I recently read two of Scott McCloud’s lauded books about comics: Understanding Comics and Making Comics. These books have been around for decades, but they hold up well. And when comics treatises are praised by the likes of Art Spiegelman, Jeff Smith, and Neil Gaiman, you can be pretty sure there’s something good in there.
I wouldn’t say I’m a full-on comics nerd, but I did work at a comics shop in high school, and I have a respectable number of comics on my bookshelf and e-reader. I know what I like and dislike. And while I occasionally dabble in visual arts like drawing and painting, I’m happy to be a semi-competent amateur when it comes to producing visuals. As a writer, I’m much more interested in the craft of writing for comics. That’s the perspective I brought to reading these books.
This book is, first and foremost, a comic. McCloud understands that the best way to describe the medium of comics is within the pages of a comic. He is an adept artist and writer, rendering his ideas clearly and gracefully, with a dash of silliness here and there.
McCloud has a style that appeals to my personal tastes — he loves to define and categorize. He describes the medium of comics by breaking it down into bite-sized pieces, then showing how those pieces can be combined to build new and interesting things.
First, he goes through pages of effort to justify his chosen definition of comics: “Sequential Art,” or more precisely, “Juxtaposed pictorial and other images in deliberate sequence, intended to convey information and/or to produce an aesthetic response in the viewer.” He gives a brief history of art that fits this description, from native Mesoamerican codices to the Bayeux Tapestry to Egyptian tomb paintings, and on into more modern examples. This may sound like dry academics, but it’s much more palatable in comic book form.
Next, he discusses iconography and the complex spectrum between words and pictures; how symbols can be more relatable than realism. He categorizes the ways that a reader infers movement across time and space between the juxtaposed images of a comic, in the “gutters.” He shows the ways that words and pictures can interact together to create unique effects within comics.
Finally, he finishes the book with a broad manifesto describing all art as a series of layers, with some art at the shallow surface level, and some digging deep into other layers.

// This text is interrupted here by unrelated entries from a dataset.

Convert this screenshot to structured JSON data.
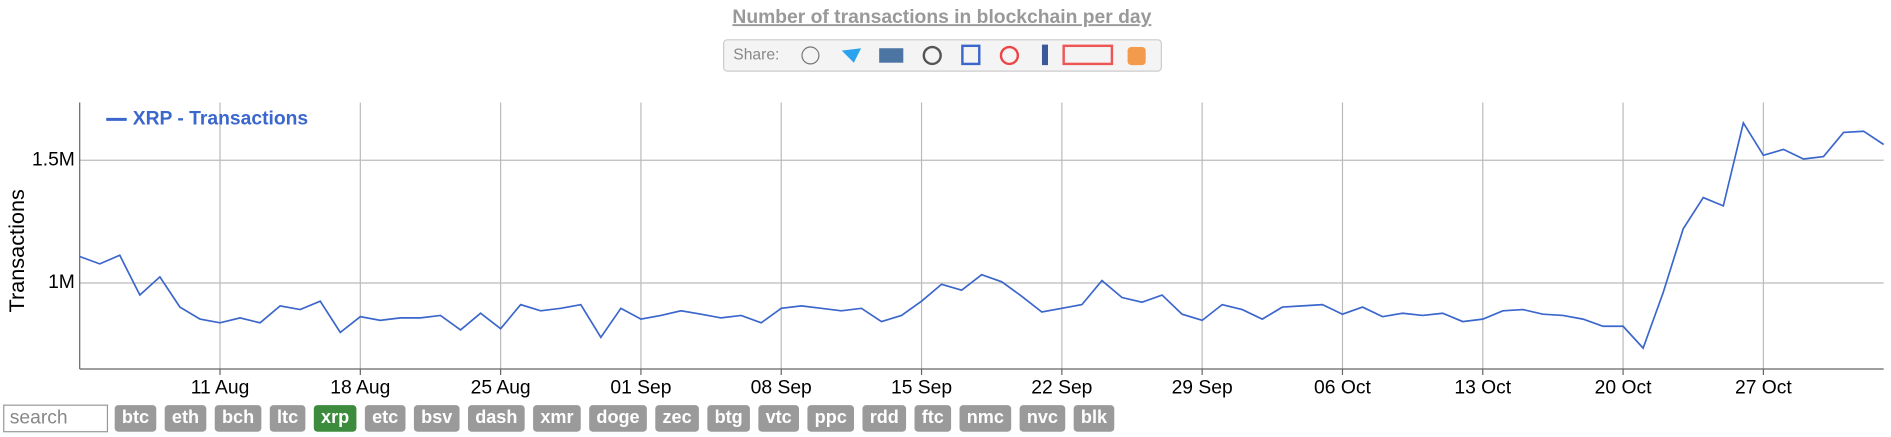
{
  "chart_data": {
    "type": "line",
    "title": "Number of transactions in blockchain per day",
    "y_label": "Transactions",
    "x": [
      "04 Aug",
      "05 Aug",
      "06 Aug",
      "07 Aug",
      "08 Aug",
      "09 Aug",
      "10 Aug",
      "11 Aug",
      "12 Aug",
      "13 Aug",
      "14 Aug",
      "15 Aug",
      "16 Aug",
      "17 Aug",
      "18 Aug",
      "19 Aug",
      "20 Aug",
      "21 Aug",
      "22 Aug",
      "23 Aug",
      "24 Aug",
      "25 Aug",
      "26 Aug",
      "27 Aug",
      "28 Aug",
      "29 Aug",
      "30 Aug",
      "31 Aug",
      "01 Sep",
      "02 Sep",
      "03 Sep",
      "04 Sep",
      "05 Sep",
      "06 Sep",
      "07 Sep",
      "08 Sep",
      "09 Sep",
      "10 Sep",
      "11 Sep",
      "12 Sep",
      "13 Sep",
      "14 Sep",
      "15 Sep",
      "16 Sep",
      "17 Sep",
      "18 Sep",
      "19 Sep",
      "20 Sep",
      "21 Sep",
      "22 Sep",
      "23 Sep",
      "24 Sep",
      "25 Sep",
      "26 Sep",
      "27 Sep",
      "28 Sep",
      "29 Sep",
      "30 Sep",
      "01 Oct",
      "02 Oct",
      "03 Oct",
      "04 Oct",
      "05 Oct",
      "06 Oct",
      "07 Oct",
      "08 Oct",
      "09 Oct",
      "10 Oct",
      "11 Oct",
      "12 Oct",
      "13 Oct",
      "14 Oct",
      "15 Oct",
      "16 Oct",
      "17 Oct",
      "18 Oct",
      "19 Oct",
      "20 Oct",
      "21 Oct",
      "22 Oct",
      "23 Oct",
      "24 Oct",
      "25 Oct",
      "26 Oct",
      "27 Oct",
      "28 Oct",
      "29 Oct",
      "30 Oct",
      "31 Oct",
      "01 Nov",
      "02 Nov"
    ],
    "series": [
      {
        "name": "XRP - Transactions",
        "color": "#3b66cc",
        "values": [
          1108000,
          1078000,
          1113000,
          951000,
          1025000,
          902000,
          853000,
          838000,
          858000,
          838000,
          907000,
          892000,
          926000,
          799000,
          863000,
          848000,
          858000,
          858000,
          868000,
          809000,
          877000,
          814000,
          912000,
          887000,
          897000,
          912000,
          779000,
          897000,
          853000,
          868000,
          887000,
          873000,
          858000,
          868000,
          838000,
          897000,
          907000,
          897000,
          887000,
          897000,
          843000,
          868000,
          926000,
          995000,
          971000,
          1034000,
          1005000,
          946000,
          882000,
          897000,
          912000,
          1010000,
          941000,
          922000,
          951000,
          873000,
          848000,
          912000,
          892000,
          853000,
          902000,
          907000,
          912000,
          873000,
          902000,
          863000,
          877000,
          868000,
          877000,
          843000,
          853000,
          887000,
          892000,
          873000,
          868000,
          853000,
          824000,
          824000,
          735000,
          961000,
          1221000,
          1348000,
          1314000,
          1652000,
          1520000,
          1544000,
          1505000,
          1515000,
          1613000,
          1618000,
          1564000
        ]
      }
    ],
    "xticks": [
      "11 Aug",
      "18 Aug",
      "25 Aug",
      "01 Sep",
      "08 Sep",
      "15 Sep",
      "22 Sep",
      "29 Sep",
      "06 Oct",
      "13 Oct",
      "20 Oct",
      "27 Oct"
    ],
    "ylim": [
      650000,
      1735000
    ],
    "yticks": [
      {
        "value": 1000000,
        "label": "1M"
      },
      {
        "value": 1500000,
        "label": "1.5M"
      }
    ],
    "grid": true,
    "legend": "top-left"
  },
  "share": {
    "label": "Share:"
  },
  "search": {
    "placeholder": "search"
  },
  "coins": {
    "items": [
      "btc",
      "eth",
      "bch",
      "ltc",
      "xrp",
      "etc",
      "bsv",
      "dash",
      "xmr",
      "doge",
      "zec",
      "btg",
      "vtc",
      "ppc",
      "rdd",
      "ftc",
      "nmc",
      "nvc",
      "blk"
    ],
    "active": "xrp"
  }
}
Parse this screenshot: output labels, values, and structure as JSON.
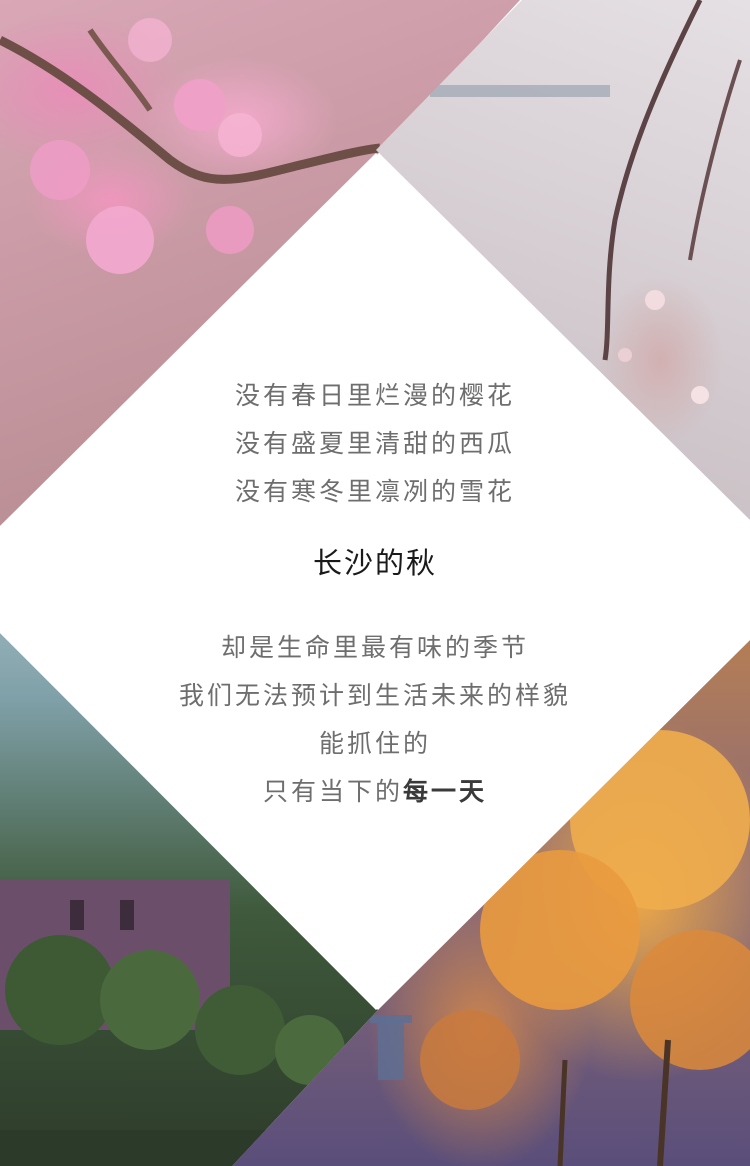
{
  "verse_top": [
    "没有春日里烂漫的樱花",
    "没有盛夏里清甜的西瓜",
    "没有寒冬里凛冽的雪花"
  ],
  "heading": "长沙的秋",
  "verse_bottom": [
    "却是生命里最有味的季节",
    "我们无法预计到生活未来的样貌",
    "能抓住的"
  ],
  "last_line_lead": "只有当下的",
  "last_line_emphasis": "每一天",
  "colors": {
    "diamond_fill": "#ffffff",
    "verse_text": "#6e6e6e",
    "heading_text": "#1a1a1a"
  },
  "photos": [
    "cherry-blossom-branch",
    "spring-blossom-twigs",
    "campus-building-trees",
    "autumn-ginkgo-trees"
  ]
}
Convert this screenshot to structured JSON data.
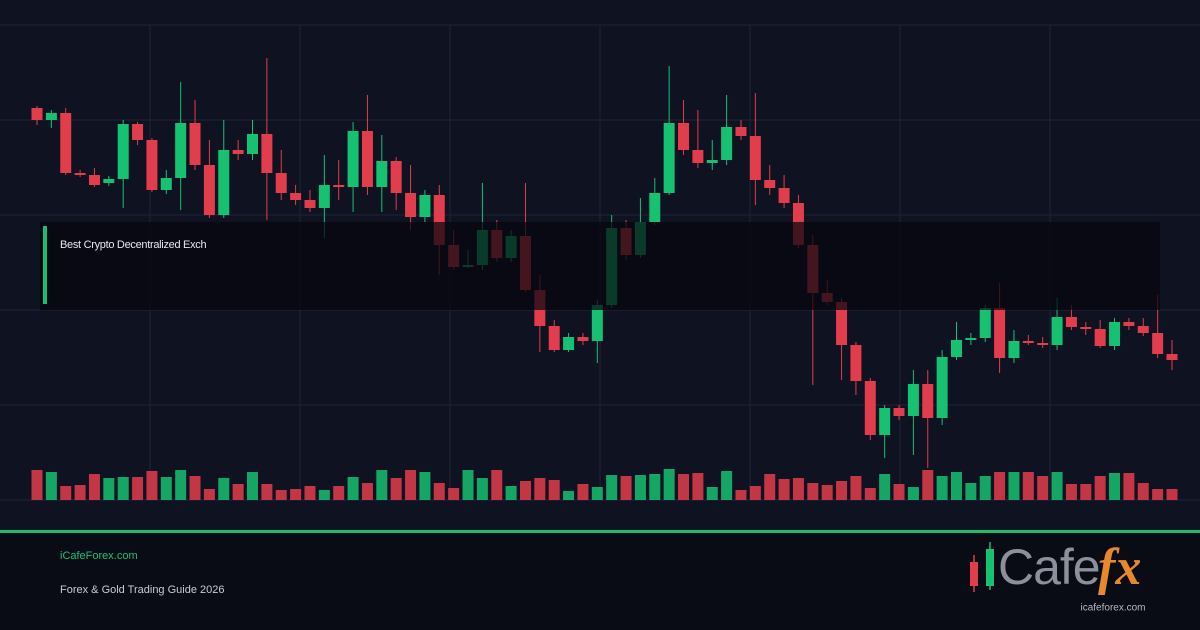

This ties into the comics stuff, but it’s more like his ideas of how to make great art.
McCloud is a great observer of comics. He describes many techniques that I’ve seen before, but his categorization and explanation allowed me to understand how they work, and what they’re good at. This book is not prescriptive, it’s descriptive: it’s a fantastic description of comics from his vantage point as an articulate insider.
Even though this book doesn’t describe comics in a “how to do it” manner, it’s incredibly useful for aspiring creators. It provides framework and language for understanding the medium. These are vital tools in the creator’s toolbox.
Besides, when it comes to creation, there’s a related book called…
Making Comics is another comic about comics. It takes many of the concepts from Understanding Comics and uses them as a foundation. This is much more of a how-to manual, split pretty evenly between visuals, words, and general storytelling principles.
Since my interest is in writing, not art, I skimmed some of the more technical parts related to drawing recognizable expressions and body language. I focused on the parts relating to writing, storytelling, and the way the words and pictures work together.
This book will be most useful to the indie comic artist, who wants to draw and write everything themselves, or perhaps writer-artist duos. McCloud does everything, so that’s the perspective he writes from.
There is a bit less in here for someone like me, who is only interested in the writing, despite it being a thicker volume than Understanding Comics. Still, Making Comics is a valuable book, worth reading if you’re interested in any aspect of comic creation. It solidifies some of the abstract concepts of the first book in more hands-on examples.
Am I an Expert Yet?
Reading these books didn’t make me want to immediately write a comic. But that’s a good thing. They do a great job showing how deep comics can go as an art form, and that’s a little intimidating. They showed me enough to realize I’d need to put in more effort before I think about starting a comics project.
I think my next step will be to re-read some of my favorite comics and analyze what makes them great. McCloud’s books have given me the tools to do that analysis. I know I like the stories, but how are they using the medium, the “juxtaposed images in sequence,” to tell those stories so effectively?
I also want to look for good examples of comics scripts, just to learn the ins and outs of formatting. I know there’s an annotated Neil Gaiman Sandman script in some edition or another of those books, and I’m sure there are other examples floating around. I get the impression that comics script format is a bit less rigid than TV and movie scripts.
As I continue to dig into writing for comics, I’ll come back and post more updates. If you have any interest, these two books are a great starting point. And if you’ve come across any other great resources for comics writing, let me know in the comments.